Supreme Court ruling could extend pension rights of unmarried couples

The Supreme Court has today ruled in favour of a woman seeking access to her late partner's pension, which is excpected to improve the pension rights of unmarried couples across the UK.

Related topics:  Retirement
Rozi Jones
8th February 2017
Legal

Denise Brewster was initially refused payments from her late partner's occupational pension scheme as the Northern Ireland Local Government Officers’ Superannuation Committee, which administers the pension scheme, says it did not receive a form in which her partner nominated her to be eligible for a survivor’s pension.

2009 regulations state that unmarried co-habiting partners must be nominated by the scheme member in order to be eligible for a survivor's pension. The survivor must also show that he or she has been a cohabitant for two years before the date on which the member sent the nomination and has been in that position for two years before the date of death.

Denise Brewster lived with her partner, William Leonard McMullan, for around ten years before December 2009. On Christmas Eve that year, they became engaged. Mr McMullan died two days later.

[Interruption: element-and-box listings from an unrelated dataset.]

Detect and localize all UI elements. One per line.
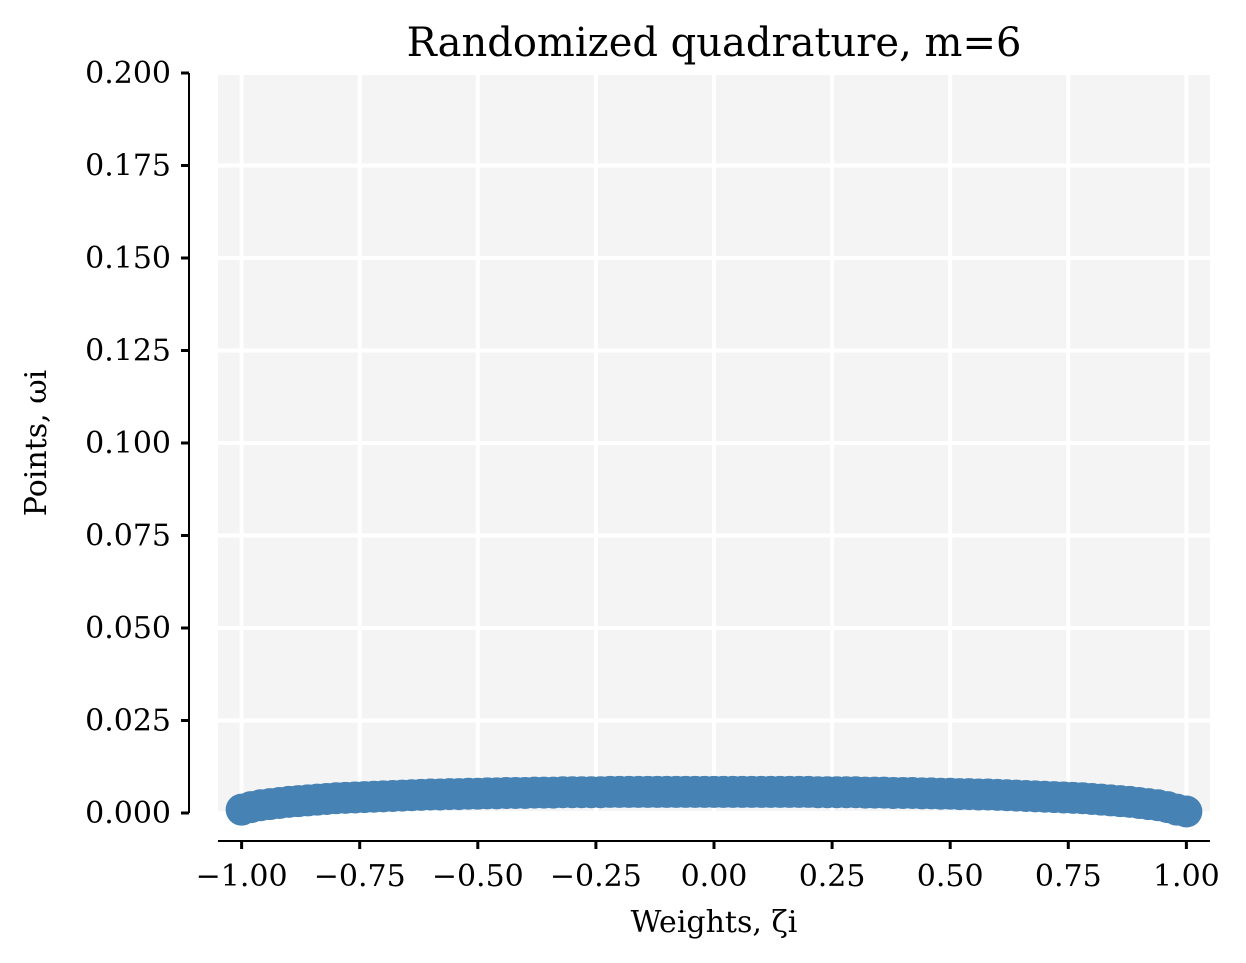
x-tick-label: −0.50 (432, 859, 524, 894)
x-tick-label: 0.25 (799, 859, 866, 894)
y-tick-label: 0.050 (85, 611, 171, 646)
x-tick-label: 0.00 (681, 859, 748, 894)
y-tick-label: 0.000 (85, 796, 171, 831)
grid-lines (218, 71, 1210, 815)
x-axis-label: Weights, ζi (631, 905, 798, 940)
y-axis-label: Points, ωi (19, 370, 54, 517)
x-axis-ticks: −1.00 −0.75 −0.50 −0.25 0.00 0.25 0.50 0.75 1.00 (196, 841, 1220, 894)
y-tick-label: 0.200 (85, 56, 171, 91)
y-tick-label: 0.100 (85, 426, 171, 461)
chart-title: Randomized quadrature, m=6 (407, 20, 1022, 66)
x-tick-label: −0.25 (550, 859, 642, 894)
x-tick-label: 0.75 (1035, 859, 1102, 894)
data-point (1170, 795, 1203, 828)
data-points (225, 775, 1203, 828)
x-tick-label: 0.50 (917, 859, 984, 894)
y-tick-label: 0.125 (85, 334, 171, 369)
x-tick-label: 1.00 (1153, 859, 1220, 894)
y-axis-ticks: 0.000 0.025 0.050 0.075 0.100 0.125 0.150 0.175… (85, 56, 189, 831)
y-tick-label: 0.025 (85, 704, 171, 739)
x-tick-label: −0.75 (314, 859, 406, 894)
y-tick-label: 0.150 (85, 241, 171, 276)
y-tick-label: 0.175 (85, 149, 171, 184)
x-tick-label: −1.00 (196, 859, 288, 894)
y-tick-label: 0.075 (85, 519, 171, 554)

At the time of his death, Mr McMullan was employed by Translink, a public transport operator, for whom he had worked for approximately 15 years. Throughout that time he had been a member of, and had paid into, the Local Government Pension Scheme.

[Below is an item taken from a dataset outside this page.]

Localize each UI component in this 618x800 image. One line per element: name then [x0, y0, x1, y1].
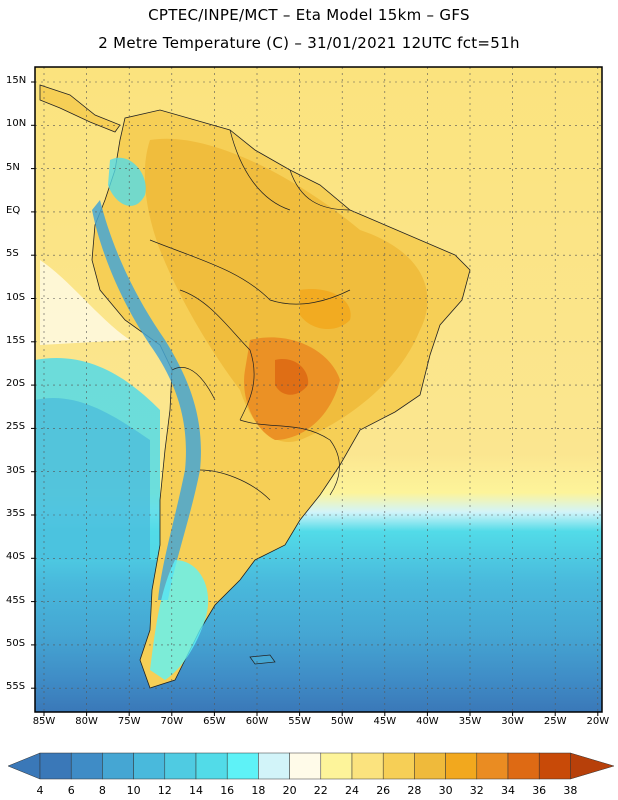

During the appeal of the decision, the equivalent regulations in England and Wales and in Scotland were amended to remove the nomination requirement in those schemes. When Denise Brewster became aware of these changes, she applied to the Court of Appeal for her appeal to be re-opened. Her application was refused and she then appealed to the Supreme Court.

The Supreme Court unanimously agreed that Ms Brewster is entitled to receive a survivor’s pension under the scheme, and that as a surviving unmarried cohabiting partner she should be awarded the same status as a surviving married or civil partner.

The Court says the 2009 Regulations already require a surviving partner to prove that a genuine and subsisting relationship existed, so the nomination requirement adds no extra value.

The Court ruling stated: "There is no rational connection between the objective, which was to remove the difference of treatment between a longstanding cohabitant and a married or civil partner, and the imposition of the nomination requirement and therefore its discriminatory effect cannot be justified."

Steve Webb, Director of Policy at Royal London and former pensions minister, commented: “This is a very welcome ruling. It is totally unacceptable for cohabiting couples to be treated as second class citizens. With more than six million people living together as couples and the numbers rising every year, this is an issue that needs to be addressed as a matter of urgency. We need pension scheme rules which reflect the world we live in today, and not the world of fifty years ago.”